La Siréne des tropiques

From Josephine Baker's first movie, La Siréne des Tropiques (1927). Josephine played a native girl on a generic tropical island, who falls in love with the young French engineer played by Pierre Batcheff.
Found in an interesting article by Ylva Habel, film historian: To Stockholm, with Love: The Critical Reception of Josephine Baker, 1927-35

"If we adjust our tastes to those of the lower races, it will be the downfall of our culture," thundered an anonymous "letter to the Editor" in Stockholms Dagblad (23 July 1928), when Josephine Baker appeared in person on a Swedish stage for the first time in history. Another preached: "Don't we have enough leg-shows and flirtation in [Ernst] Rolf's and Karl Gerhard's revues [...]? … is there no longer any prohibition in Sweden against showing a woman's entire torso?" They did not stand unchallenged:
Why should our delight over the encounter with this deeply natural human being be interpreted as a sign of the depravation of our times?
[...] those who have the capacity to live in the present and to love its art forms, and in the best cases, its deep sense of decorum, should be glad to have known Josephine Baker, the international stage revue's most loveable child of nature.
(Signed 'Unbiased Theologian' - sounds like Falco, doesn't it!)
The confused but intrigued Stockholmers imagined Josephine as an unspoiled child of nature, although there were years of hard work behind her stage persona and performance.

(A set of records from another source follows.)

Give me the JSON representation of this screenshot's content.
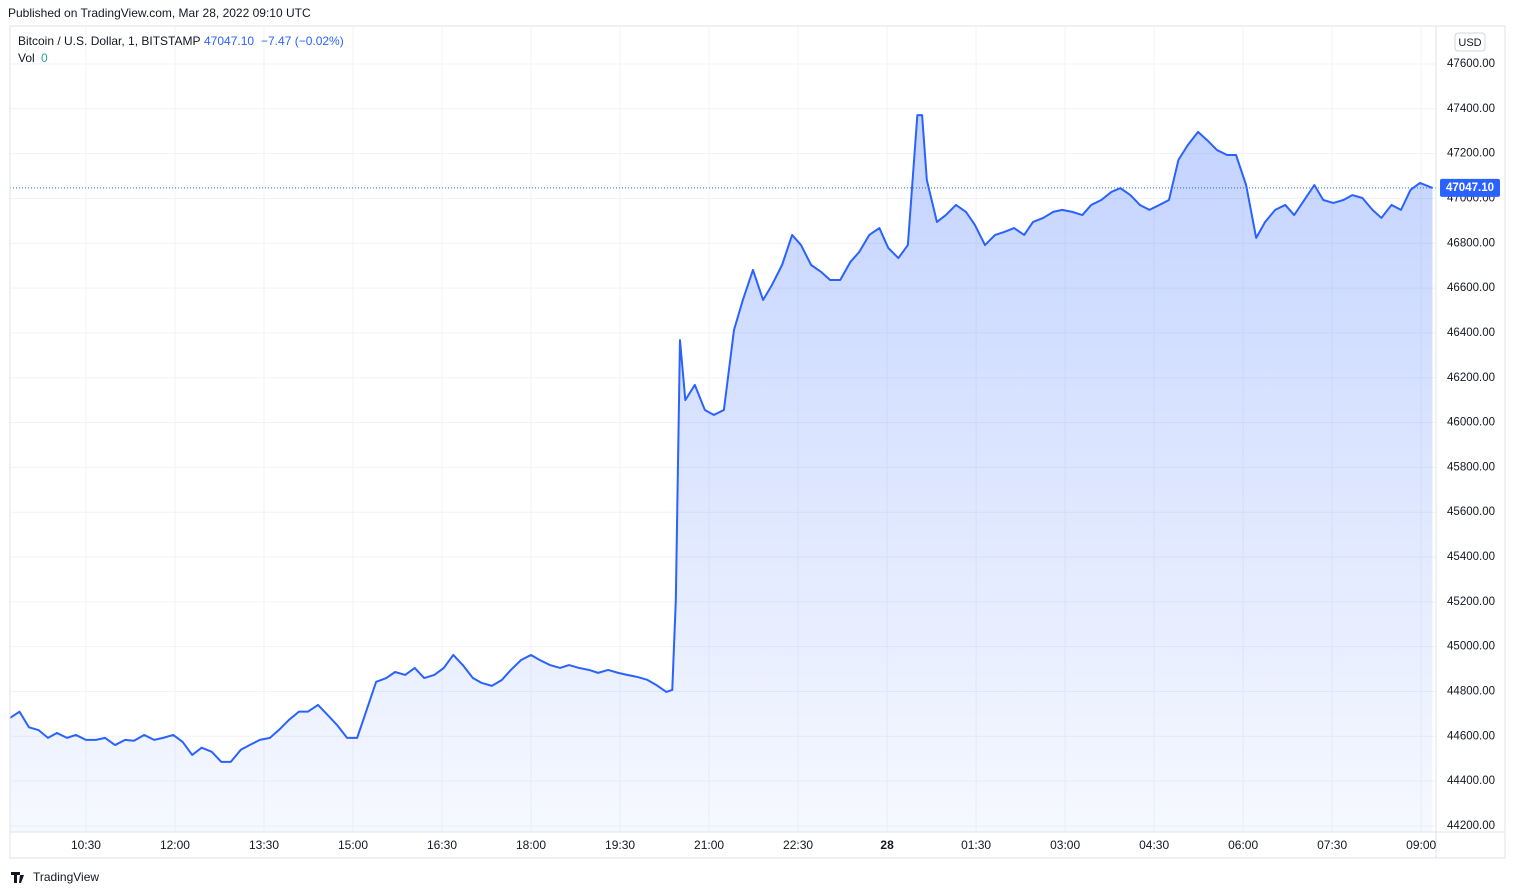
{
  "header": {
    "published": "Published on TradingView.com, Mar 28, 2022 09:10 UTC",
    "footer": "TradingView"
  },
  "chart_data": {
    "type": "area",
    "title": "Bitcoin / U.S. Dollar, 1, BITSTAMP",
    "price_label": "47047.10",
    "change_label": "−7.47 (−0.02%)",
    "volume_label": "Vol",
    "volume_value_label": "0",
    "currency": "USD",
    "color": "#2962ff",
    "grid": true,
    "x": [
      9.22,
      9.38,
      9.54,
      9.7,
      9.86,
      10.01,
      10.18,
      10.33,
      10.5,
      10.67,
      10.82,
      10.99,
      11.16,
      11.31,
      11.48,
      11.65,
      11.8,
      11.97,
      12.13,
      12.29,
      12.45,
      12.62,
      12.78,
      12.94,
      13.11,
      13.26,
      13.43,
      13.6,
      13.75,
      13.92,
      14.09,
      14.24,
      14.41,
      14.57,
      14.73,
      14.9,
      15.07,
      15.22,
      15.39,
      15.56,
      15.71,
      15.88,
      16.04,
      16.2,
      16.37,
      16.53,
      16.69,
      16.85,
      17.02,
      17.17,
      17.34,
      17.51,
      17.66,
      17.83,
      18.0,
      18.15,
      18.32,
      18.49,
      18.64,
      18.81,
      18.98,
      19.13,
      19.3,
      19.47,
      19.62,
      19.79,
      19.96,
      20.11,
      20.28,
      20.38,
      20.44,
      20.51,
      20.6,
      20.76,
      20.93,
      21.08,
      21.25,
      21.42,
      21.57,
      21.74,
      21.91,
      22.06,
      22.23,
      22.4,
      22.55,
      22.72,
      22.89,
      23.04,
      23.21,
      23.38,
      23.53,
      23.7,
      23.87,
      24.02,
      24.19,
      24.35,
      24.51,
      24.59,
      24.67,
      24.84,
      24.99,
      25.16,
      25.33,
      25.48,
      25.65,
      25.82,
      25.97,
      26.14,
      26.31,
      26.46,
      26.63,
      26.8,
      26.95,
      27.12,
      27.29,
      27.44,
      27.61,
      27.78,
      27.93,
      28.1,
      28.26,
      28.42,
      28.59,
      28.75,
      28.91,
      29.07,
      29.24,
      29.39,
      29.56,
      29.73,
      29.88,
      30.05,
      30.22,
      30.37,
      30.54,
      30.71,
      30.86,
      31.03,
      31.2,
      31.35,
      31.52,
      31.69,
      31.84,
      32.01,
      32.18,
      32.33,
      32.5,
      32.66,
      32.82,
      32.98,
      33.19
    ],
    "values": [
      44682,
      44710,
      44640,
      44628,
      44593,
      44615,
      44593,
      44606,
      44584,
      44584,
      44593,
      44561,
      44584,
      44580,
      44606,
      44584,
      44593,
      44606,
      44575,
      44517,
      44549,
      44531,
      44486,
      44486,
      44540,
      44561,
      44584,
      44593,
      44628,
      44673,
      44710,
      44710,
      44740,
      44696,
      44651,
      44593,
      44593,
      44710,
      44843,
      44860,
      44887,
      44874,
      44905,
      44860,
      44874,
      44905,
      44963,
      44918,
      44860,
      44838,
      44825,
      44852,
      44896,
      44940,
      44963,
      44940,
      44918,
      44905,
      44918,
      44905,
      44896,
      44883,
      44896,
      44883,
      44874,
      44865,
      44852,
      44829,
      44798,
      44807,
      45208,
      46368,
      46100,
      46168,
      46056,
      46034,
      46056,
      46413,
      46547,
      46681,
      46547,
      46614,
      46703,
      46837,
      46792,
      46703,
      46672,
      46636,
      46636,
      46716,
      46761,
      46837,
      46868,
      46779,
      46734,
      46792,
      47372,
      47372,
      47082,
      46895,
      46926,
      46971,
      46940,
      46882,
      46792,
      46837,
      46850,
      46868,
      46837,
      46895,
      46913,
      46940,
      46949,
      46940,
      46926,
      46971,
      46993,
      47029,
      47046,
      47015,
      46971,
      46949,
      46971,
      46993,
      47172,
      47239,
      47297,
      47261,
      47216,
      47194,
      47194,
      47060,
      46824,
      46895,
      46949,
      46971,
      46926,
      46993,
      47060,
      46993,
      46980,
      46993,
      47015,
      47002,
      46949,
      46913,
      46971,
      46949,
      47038,
      47069,
      47047.1
    ],
    "xlim": [
      9.22,
      33.25
    ],
    "ylim": [
      44173,
      47765
    ],
    "xticks": [
      {
        "value": 10.5,
        "label": "10:30"
      },
      {
        "value": 12,
        "label": "12:00"
      },
      {
        "value": 13.5,
        "label": "13:30"
      },
      {
        "value": 15,
        "label": "15:00"
      },
      {
        "value": 16.5,
        "label": "16:30"
      },
      {
        "value": 18,
        "label": "18:00"
      },
      {
        "value": 19.5,
        "label": "19:30"
      },
      {
        "value": 21,
        "label": "21:00"
      },
      {
        "value": 22.5,
        "label": "22:30"
      },
      {
        "value": 24,
        "label": "28"
      },
      {
        "value": 25.5,
        "label": "01:30"
      },
      {
        "value": 27,
        "label": "03:00"
      },
      {
        "value": 28.5,
        "label": "04:30"
      },
      {
        "value": 30,
        "label": "06:00"
      },
      {
        "value": 31.5,
        "label": "07:30"
      },
      {
        "value": 33,
        "label": "09:00"
      }
    ],
    "yticks": [
      {
        "value": 44200,
        "label": "44200.00"
      },
      {
        "value": 44400,
        "label": "44400.00"
      },
      {
        "value": 44600,
        "label": "44600.00"
      },
      {
        "value": 44800,
        "label": "44800.00"
      },
      {
        "value": 45000,
        "label": "45000.00"
      },
      {
        "value": 45200,
        "label": "45200.00"
      },
      {
        "value": 45400,
        "label": "45400.00"
      },
      {
        "value": 45600,
        "label": "45600.00"
      },
      {
        "value": 45800,
        "label": "45800.00"
      },
      {
        "value": 46000,
        "label": "46000.00"
      },
      {
        "value": 46200,
        "label": "46200.00"
      },
      {
        "value": 46400,
        "label": "46400.00"
      },
      {
        "value": 46600,
        "label": "46600.00"
      },
      {
        "value": 46800,
        "label": "46800.00"
      },
      {
        "value": 47000,
        "label": "47000.00"
      },
      {
        "value": 47200,
        "label": "47200.00"
      },
      {
        "value": 47400,
        "label": "47400.00"
      },
      {
        "value": 47600,
        "label": "47600.00"
      }
    ]
  }
}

In the 30's, when she developed her look in a more divalike, chansonette-singer direction, some critics accused her of being crafty and manipulative (and indirectly admitted that she was an intelligent adult!). It is sad to note that even her most ardent admirers were affected by exotism that overlaps racism. It is difficult to find articles that gave a "human" image of her as an independent person capable of rational decisions and smart career moves without condemning her for crossing some invisible limit of acceptability.
What I find most interesting is how some reviewers depicted her as a messenger of continental European civilization to a peripheral, puritanical North. For these reviewers, she was not just a charming "primitive" - she was a symbol of Paris, city of lights. And that is exactly what she would become during her long career.